In assessing the validity of the arguments of those who advocate abandoning our Convention commitments it is as well to consider how antipathetic the European Court of Human Rights has been to British ideas. In his engrossing article in the Times (5th May 2016) Lord Pannick Q.C. cites the fact that in 2015 the European Court gave judgement in 823 cases. A mere 13 covered cases involving the UK. Of those 13 cases, the Court found in favour of the UK in 9 (69%). To put these figures into even greater context, the Court heard 116 cases emanating from the Russian Federation of which the Russian authorities were successful in a mere 7 – a success rate of 6%. Again, Turkey lost 79 out of 87 cases – a success rate of 9%. Of course every decision touching on the rights of man is vastly important but without at all being complacent there is perhaps some room for a small amount of pride in our commitment thus far to abide by the Convention.

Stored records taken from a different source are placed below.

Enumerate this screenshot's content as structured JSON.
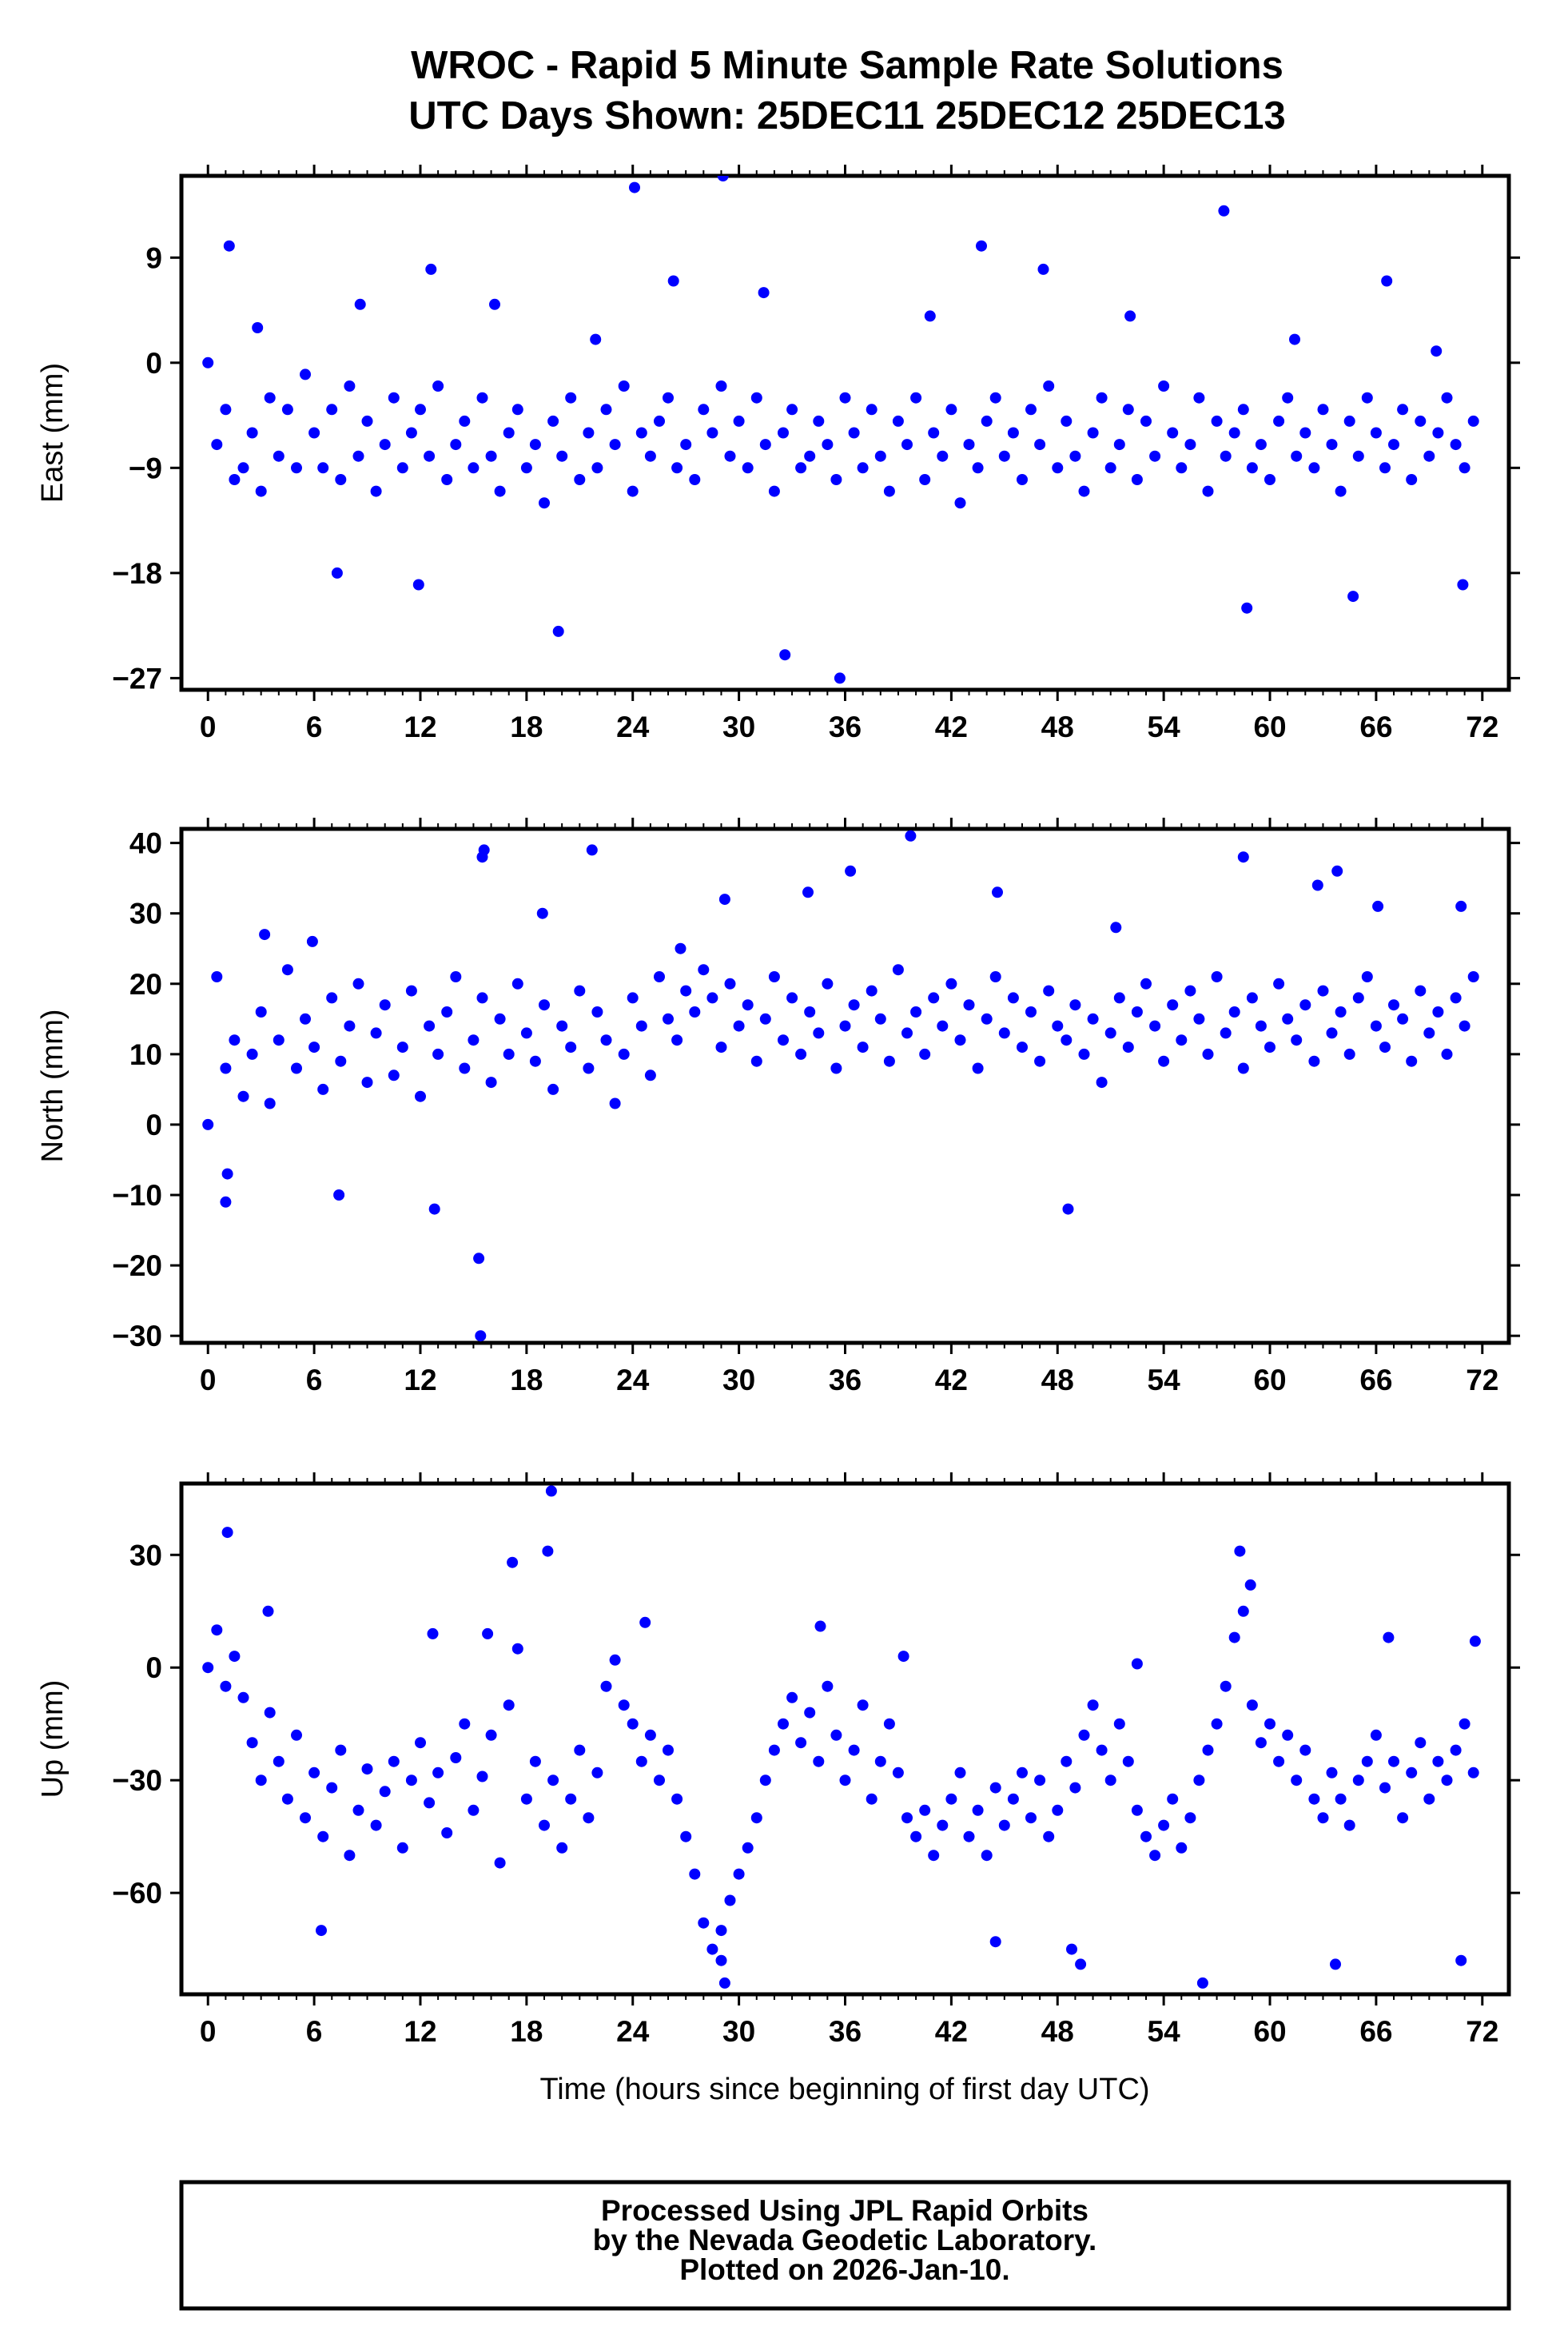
{
  "title_line1": "WROC - Rapid 5 Minute Sample Rate Solutions",
  "title_line2": "UTC Days Shown:  25DEC11 25DEC12 25DEC13",
  "xlabel": "Time (hours since beginning of first day UTC)",
  "footer": [
    "Processed Using JPL Rapid Orbits",
    "by the Nevada Geodetic Laboratory.",
    "Plotted on 2026-Jan-10."
  ],
  "marker_color": "#0000ff",
  "chart_data": [
    {
      "type": "scatter",
      "ylabel": "East (mm)",
      "xlim": [
        -1.5,
        73.5
      ],
      "ylim": [
        -28,
        16
      ],
      "xticks": [
        0,
        6,
        12,
        18,
        24,
        30,
        36,
        42,
        48,
        54,
        60,
        66,
        72
      ],
      "yticks": [
        -27,
        -18,
        -9,
        0,
        9
      ],
      "ytick_labels": [
        "−27",
        "−18",
        "−9",
        "0",
        "9"
      ],
      "grid": false,
      "series": [
        {
          "x": [
            0,
            0.5,
            1,
            1.5,
            2,
            2.5,
            3,
            3.5,
            4,
            4.5,
            5,
            5.5,
            6,
            6.5,
            7,
            7.5,
            8,
            8.5,
            9,
            9.5,
            10,
            10.5,
            11,
            11.5,
            12,
            12.5,
            13,
            13.5,
            14,
            14.5,
            15,
            15.5,
            16,
            16.5,
            17,
            17.5,
            18,
            18.5,
            19,
            19.5,
            20,
            20.5,
            21,
            21.5,
            22,
            22.5,
            23,
            23.5,
            24,
            24.5,
            25,
            25.5,
            26,
            26.5,
            27,
            27.5,
            28,
            28.5,
            29,
            29.5,
            30,
            30.5,
            31,
            31.5,
            32,
            32.5,
            33,
            33.5,
            34,
            34.5,
            35,
            35.5,
            36,
            36.5,
            37,
            37.5,
            38,
            38.5,
            39,
            39.5,
            40,
            40.5,
            41,
            41.5,
            42,
            42.5,
            43,
            43.5,
            44,
            44.5,
            45,
            45.5,
            46,
            46.5,
            47,
            47.5,
            48,
            48.5,
            49,
            49.5,
            50,
            50.5,
            51,
            51.5,
            52,
            52.5,
            53,
            53.5,
            54,
            54.5,
            55,
            55.5,
            56,
            56.5,
            57,
            57.5,
            58,
            58.5,
            59,
            59.5,
            60,
            60.5,
            61,
            61.5,
            62,
            62.5,
            63,
            63.5,
            64,
            64.5,
            65,
            65.5,
            66,
            66.5,
            67,
            67.5,
            68,
            68.5,
            69,
            69.5,
            70,
            70.5,
            71,
            71.5,
            1.2,
            7.3,
            11.9,
            19.8,
            24.1,
            29.1,
            32.6,
            35.7,
            43.7,
            57.4,
            58.7,
            64.7,
            70.9,
            2.8,
            8.6,
            12.6,
            16.2,
            21.9,
            26.3,
            31.4,
            40.8,
            47.2,
            52.1,
            61.4,
            66.6,
            69.4
          ],
          "y": [
            0,
            -7,
            -4,
            -10,
            -9,
            -6,
            -11,
            -3,
            -8,
            -4,
            -9,
            -1,
            -6,
            -9,
            -4,
            -10,
            -2,
            -8,
            -5,
            -11,
            -7,
            -3,
            -9,
            -6,
            -4,
            -8,
            -2,
            -10,
            -7,
            -5,
            -9,
            -3,
            -8,
            -11,
            -6,
            -4,
            -9,
            -7,
            -12,
            -5,
            -8,
            -3,
            -10,
            -6,
            -9,
            -4,
            -7,
            -2,
            -11,
            -6,
            -8,
            -5,
            -3,
            -9,
            -7,
            -10,
            -4,
            -6,
            -2,
            -8,
            -5,
            -9,
            -3,
            -7,
            -11,
            -6,
            -4,
            -9,
            -8,
            -5,
            -7,
            -10,
            -3,
            -6,
            -9,
            -4,
            -8,
            -11,
            -5,
            -7,
            -3,
            -10,
            -6,
            -8,
            -4,
            -12,
            -7,
            -9,
            -5,
            -3,
            -8,
            -6,
            -10,
            -4,
            -7,
            -2,
            -9,
            -5,
            -8,
            -11,
            -6,
            -3,
            -9,
            -7,
            -4,
            -10,
            -5,
            -8,
            -2,
            -6,
            -9,
            -7,
            -3,
            -11,
            -5,
            -8,
            -6,
            -4,
            -9,
            -7,
            -10,
            -5,
            -3,
            -8,
            -6,
            -9,
            -4,
            -7,
            -11,
            -5,
            -8,
            -3,
            -6,
            -9,
            -7,
            -4,
            -10,
            -5,
            -8,
            -6,
            -3,
            -7,
            -9,
            -5,
            10,
            -18,
            -19,
            -23,
            15,
            16,
            -25,
            -27,
            10,
            13,
            -21,
            -20,
            -19,
            3,
            5,
            8,
            5,
            2,
            7,
            6,
            4,
            8,
            4,
            2,
            7,
            1
          ]
        }
      ]
    },
    {
      "type": "scatter",
      "ylabel": "North (mm)",
      "xlim": [
        -1.5,
        73.5
      ],
      "ylim": [
        -31,
        42
      ],
      "xticks": [
        0,
        6,
        12,
        18,
        24,
        30,
        36,
        42,
        48,
        54,
        60,
        66,
        72
      ],
      "yticks": [
        -30,
        -20,
        -10,
        0,
        10,
        20,
        30,
        40
      ],
      "ytick_labels": [
        "−30",
        "−20",
        "−10",
        "0",
        "10",
        "20",
        "30",
        "40"
      ],
      "grid": false,
      "series": [
        {
          "x": [
            0,
            0.5,
            1,
            1.5,
            2,
            2.5,
            3,
            3.5,
            4,
            4.5,
            5,
            5.5,
            6,
            6.5,
            7,
            7.5,
            8,
            8.5,
            9,
            9.5,
            10,
            10.5,
            11,
            11.5,
            12,
            12.5,
            13,
            13.5,
            14,
            14.5,
            15,
            15.5,
            16,
            16.5,
            17,
            17.5,
            18,
            18.5,
            19,
            19.5,
            20,
            20.5,
            21,
            21.5,
            22,
            22.5,
            23,
            23.5,
            24,
            24.5,
            25,
            25.5,
            26,
            26.5,
            27,
            27.5,
            28,
            28.5,
            29,
            29.5,
            30,
            30.5,
            31,
            31.5,
            32,
            32.5,
            33,
            33.5,
            34,
            34.5,
            35,
            35.5,
            36,
            36.5,
            37,
            37.5,
            38,
            38.5,
            39,
            39.5,
            40,
            40.5,
            41,
            41.5,
            42,
            42.5,
            43,
            43.5,
            44,
            44.5,
            45,
            45.5,
            46,
            46.5,
            47,
            47.5,
            48,
            48.5,
            49,
            49.5,
            50,
            50.5,
            51,
            51.5,
            52,
            52.5,
            53,
            53.5,
            54,
            54.5,
            55,
            55.5,
            56,
            56.5,
            57,
            57.5,
            58,
            58.5,
            59,
            59.5,
            60,
            60.5,
            61,
            61.5,
            62,
            62.5,
            63,
            63.5,
            64,
            64.5,
            65,
            65.5,
            66,
            66.5,
            67,
            67.5,
            68,
            68.5,
            69,
            69.5,
            70,
            70.5,
            71,
            71.5,
            1.0,
            1.1,
            7.4,
            12.8,
            15.3,
            15.4,
            15.5,
            15.6,
            21.7,
            29.2,
            36.3,
            39.7,
            48.6,
            58.5,
            62.7,
            63.8,
            3.2,
            5.9,
            18.9,
            26.7,
            33.9,
            44.6,
            51.3,
            66.1,
            70.8
          ],
          "y": [
            0,
            21,
            8,
            12,
            4,
            10,
            16,
            3,
            12,
            22,
            8,
            15,
            11,
            5,
            18,
            9,
            14,
            20,
            6,
            13,
            17,
            7,
            11,
            19,
            4,
            14,
            10,
            16,
            21,
            8,
            12,
            18,
            6,
            15,
            10,
            20,
            13,
            9,
            17,
            5,
            14,
            11,
            19,
            8,
            16,
            12,
            3,
            10,
            18,
            14,
            7,
            21,
            15,
            12,
            19,
            16,
            22,
            18,
            11,
            20,
            14,
            17,
            9,
            15,
            21,
            12,
            18,
            10,
            16,
            13,
            20,
            8,
            14,
            17,
            11,
            19,
            15,
            9,
            22,
            13,
            16,
            10,
            18,
            14,
            20,
            12,
            17,
            8,
            15,
            21,
            13,
            18,
            11,
            16,
            9,
            19,
            14,
            12,
            17,
            10,
            15,
            6,
            13,
            18,
            11,
            16,
            20,
            14,
            9,
            17,
            12,
            19,
            15,
            10,
            21,
            13,
            16,
            8,
            18,
            14,
            11,
            20,
            15,
            12,
            17,
            9,
            19,
            13,
            16,
            10,
            18,
            21,
            14,
            11,
            17,
            15,
            9,
            19,
            13,
            16,
            10,
            18,
            14,
            21,
            -11,
            -7,
            -10,
            -12,
            -19,
            -30,
            38,
            39,
            39,
            32,
            36,
            41,
            -12,
            38,
            34,
            36,
            27,
            26,
            30,
            25,
            33,
            33,
            28,
            31,
            31
          ]
        }
      ]
    },
    {
      "type": "scatter",
      "ylabel": "Up (mm)",
      "xlabel": "Time (hours since beginning of first day UTC)",
      "xlim": [
        -1.5,
        73.5
      ],
      "ylim": [
        -87,
        49
      ],
      "xticks": [
        0,
        6,
        12,
        18,
        24,
        30,
        36,
        42,
        48,
        54,
        60,
        66,
        72
      ],
      "yticks": [
        -60,
        -30,
        0,
        30
      ],
      "ytick_labels": [
        "−60",
        "−30",
        "0",
        "30"
      ],
      "grid": false,
      "series": [
        {
          "x": [
            0,
            0.5,
            1,
            1.5,
            2,
            2.5,
            3,
            3.5,
            4,
            4.5,
            5,
            5.5,
            6,
            6.5,
            7,
            7.5,
            8,
            8.5,
            9,
            9.5,
            10,
            10.5,
            11,
            11.5,
            12,
            12.5,
            13,
            13.5,
            14,
            14.5,
            15,
            15.5,
            16,
            16.5,
            17,
            17.5,
            18,
            18.5,
            19,
            19.5,
            20,
            20.5,
            21,
            21.5,
            22,
            22.5,
            23,
            23.5,
            24,
            24.5,
            25,
            25.5,
            26,
            26.5,
            27,
            27.5,
            28,
            28.5,
            29,
            29.5,
            30,
            30.5,
            31,
            31.5,
            32,
            32.5,
            33,
            33.5,
            34,
            34.5,
            35,
            35.5,
            36,
            36.5,
            37,
            37.5,
            38,
            38.5,
            39,
            39.5,
            40,
            40.5,
            41,
            41.5,
            42,
            42.5,
            43,
            43.5,
            44,
            44.5,
            45,
            45.5,
            46,
            46.5,
            47,
            47.5,
            48,
            48.5,
            49,
            49.5,
            50,
            50.5,
            51,
            51.5,
            52,
            52.5,
            53,
            53.5,
            54,
            54.5,
            55,
            55.5,
            56,
            56.5,
            57,
            57.5,
            58,
            58.5,
            59,
            59.5,
            60,
            60.5,
            61,
            61.5,
            62,
            62.5,
            63,
            63.5,
            64,
            64.5,
            65,
            65.5,
            66,
            66.5,
            67,
            67.5,
            68,
            68.5,
            69,
            69.5,
            70,
            70.5,
            71,
            71.5,
            1.1,
            6.4,
            15.8,
            19.2,
            19.4,
            29.0,
            29.2,
            44.5,
            48.8,
            49.3,
            56.2,
            58.3,
            63.7,
            70.8,
            3.4,
            12.7,
            17.2,
            24.7,
            34.6,
            39.3,
            52.5,
            58.9,
            66.7,
            71.6
          ],
          "y": [
            0,
            10,
            -5,
            3,
            -8,
            -20,
            -30,
            -12,
            -25,
            -35,
            -18,
            -40,
            -28,
            -45,
            -32,
            -22,
            -50,
            -38,
            -27,
            -42,
            -33,
            -25,
            -48,
            -30,
            -20,
            -36,
            -28,
            -44,
            -24,
            -15,
            -38,
            -29,
            -18,
            -52,
            -10,
            5,
            -35,
            -25,
            -42,
            -30,
            -48,
            -35,
            -22,
            -40,
            -28,
            -5,
            2,
            -10,
            -15,
            -25,
            -18,
            -30,
            -22,
            -35,
            -45,
            -55,
            -68,
            -75,
            -70,
            -62,
            -55,
            -48,
            -40,
            -30,
            -22,
            -15,
            -8,
            -20,
            -12,
            -25,
            -5,
            -18,
            -30,
            -22,
            -10,
            -35,
            -25,
            -15,
            -28,
            -40,
            -45,
            -38,
            -50,
            -42,
            -35,
            -28,
            -45,
            -38,
            -50,
            -32,
            -42,
            -35,
            -28,
            -40,
            -30,
            -45,
            -38,
            -25,
            -32,
            -18,
            -10,
            -22,
            -30,
            -15,
            -25,
            -38,
            -45,
            -50,
            -42,
            -35,
            -48,
            -40,
            -30,
            -22,
            -15,
            -5,
            8,
            15,
            -10,
            -20,
            -15,
            -25,
            -18,
            -30,
            -22,
            -35,
            -40,
            -28,
            -35,
            -42,
            -30,
            -25,
            -18,
            -32,
            -25,
            -40,
            -28,
            -20,
            -35,
            -25,
            -30,
            -22,
            -15,
            -28,
            36,
            -70,
            9,
            31,
            47,
            -78,
            -84,
            -73,
            -75,
            -79,
            -84,
            31,
            -79,
            -78,
            15,
            9,
            28,
            12,
            11,
            3,
            1,
            22,
            8,
            7
          ]
        }
      ]
    }
  ]
}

Victim, Tim Salter. There is very small room for pride in Britain’s supposed adherence to the Convention: microscopic, in fact.
In fairness those who advocate the UK ditching its Convention commitments are not averse to the notion that society should so govern itself that certain basic rights are maintained and to that end suggest the replacement of the Convention by a Bill of Rights (applicable to the UK) which apparently the Ministry of Justice are in the course of drafting. How much different from the Convention this will be remains to be seen, especially against the fact that the current Attorney-General within the last few days speaking in the House of Commons on behalf of the Government stated, “we have no objection to the text of the Convention; it is indeed a fine document.” As Lord Pannick Q.C. suggests in his Times article, why then the need to change it? It is tempting to suggest that the only difference that is likely to come out of any reform is to promote the primacy of the British domestic courts to determine our responsibilities rather than the European Court in Strasbourg, but the arguments against the existing Human Rights Act 1998 have thus far been lacking in coherence and developments are awaited with a degree of anxious anticipation.
That said, it would be foolish to argue that all is well with the European Court of Human Rights. Even a senior member of our own Supreme Court of Justice has questioned the background and experience of some of the judges, suggesting that perhaps some of the member nations appointing their representatives to the Court have not treated the matter with the seriousness it deserves. We do not of course live in a perfect world but if some sort of reform is required should we not be advocating such reform and canvassing support for those reforms from other member states rather than apparently throwing our toys out of the pram?
For those interested in a very humorous but highly pertinent critique of the government’s current position on the Human Rights Act 1998, reference should be made to the Monty Python inspired “What did the European Convention on Human Rights ever do for us?” available on line at www.youtube.com.